YG Entertainment headquarters, Mapo-gu, Seoul / Yonhap |
Disgraced former YG Entertainment head Yang Hyun-suk is likely to face more police questioning soon, this time over his alleged illegal gambling overseas, together with Seungri, a former member of the YG act BIGBANG.
The questioning will be the latest chapter in the investigation into multiple allegations involving Yang, Seungri and other stars there, such as prostitution, drug use and pimping.
Yang Hyun-suk / Courtesy of YG Entertainment |
Police are analyzing collected evidence to evaluate suspicions over whether the former YG head gambled abroad for years.
Investigators said they could not reveal specifics of the evidence they have confiscated at this point, but added they collected "all available evidence." Yang's residence was not included in Saturday's search.
They are also looking into whether Yang dipped into company coffers to fund his million-dollar gambling activities, which could constitute embezzlement, and if he and Seungri violated the Foreign Exchange Transactions Act in doing so.
"We are looking into how Yang scraped together the money he gambled and how the money was able to be taken out of the country without the authorities' knowledge," Park Dong-ju, chief of the intellectual crime investigation division at Seoul Metropolitan Police Agency, told The Korea Times in a phone interview.
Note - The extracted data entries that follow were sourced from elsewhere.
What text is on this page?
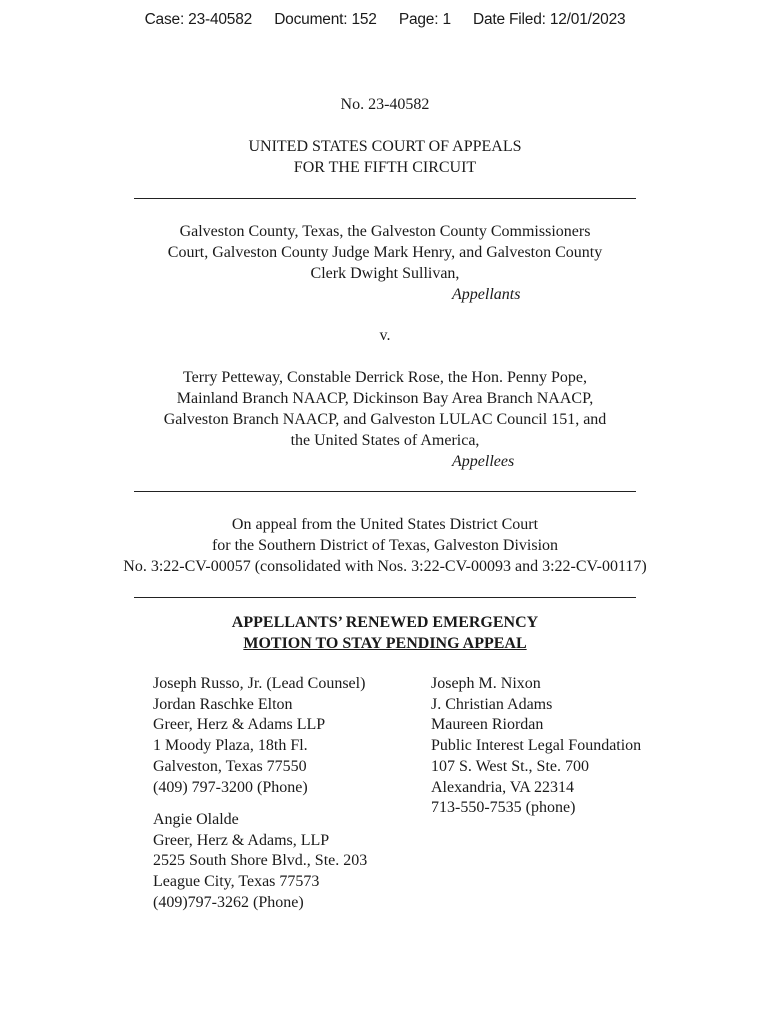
Case: 23-40582 Document: 152 Page: 1 Date Filed: 12/01/2023
No. 23-40582
UNITED STATES COURT OF APPEALS
FOR THE FIFTH CIRCUIT
Galveston County, Texas, the Galveston County Commissioners
Court, Galveston County Judge Mark Henry, and Galveston County
Clerk Dwight Sullivan,
Appellants
v.
Terry Petteway, Constable Derrick Rose, the Hon. Penny Pope,
Mainland Branch NAACP, Dickinson Bay Area Branch NAACP,
Galveston Branch NAACP, and Galveston LULAC Council 151, and
the United States of America,
Appellees
On appeal from the United States District Court
for the Southern District of Texas, Galveston Division
No. 3:22-CV-00057 (consolidated with Nos. 3:22-CV-00093 and 3:22-CV-00117)
APPELLANTS’ RENEWED EMERGENCY
MOTION TO STAY PENDING APPEAL
Joseph Russo, Jr. (Lead Counsel)
Jordan Raschke Elton
Greer, Herz & Adams LLP
1 Moody Plaza, 18th Fl.
Galveston, Texas 77550
(409) 797-3200 (Phone)
Angie Olalde
Greer, Herz & Adams, LLP
2525 South Shore Blvd., Ste. 203
League City, Texas 77573
(409)797-3262 (Phone)
Joseph M. Nixon
J. Christian Adams
Maureen Riordan
Public Interest Legal Foundation
107 S. West St., Ste. 700
Alexandria, VA 22314
713-550-7535 (phone)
After examining the evidence, police will summon both Yang and Seungri for questioning soon.
Earlier this month, local news outlets reported police obtained casino records showing Yang and Seungri losing hundreds of thousands of dollars while gambling at VIP rooms in the MGM hotel casino at Las Vegas. The money they gambled was allegedly channeled out of the country through an illicit cash swap method. The Korea Financial Intelligence Unit (KoFIU), the government anti-money laundering watchdog, also provided the police with transaction records of the domestic and foreign bank accounts of Yang. Suspicions are that he siphoned out around 1.3 billion won ($1.1 million) from the country to gamble.
YG Entertainment could not be reached for comment.
Yang, 49, the founder of YG Entertainment and a former boy band member of the 1990s, resigned in June after being accused of arranging illegal prostitution services for foreign business clients. He was grilled for nine hours at Seoul Metropolitan Police Agency on June 26 as part of this ongoing investigation.
The massive K-pop scandal that broke out with the drug-and-rape allegations at Seungri's Burning Sun nightclub has dealt a long-lasting blow to YG, considered one of the "Big Three" K-pop entertainment firms here alongside SM and JYP. Popular YG-grown K-pop idol groups include BLACKPINK, iKON and WINNER. Psy was also a part of YG Entertainment when he released his 2012 hit "Gangnam Style."
Daesung, another BIGBANG member, came under fire recently for renting out parts of his eight-floor building in southern Seoul to illegal sex businesses.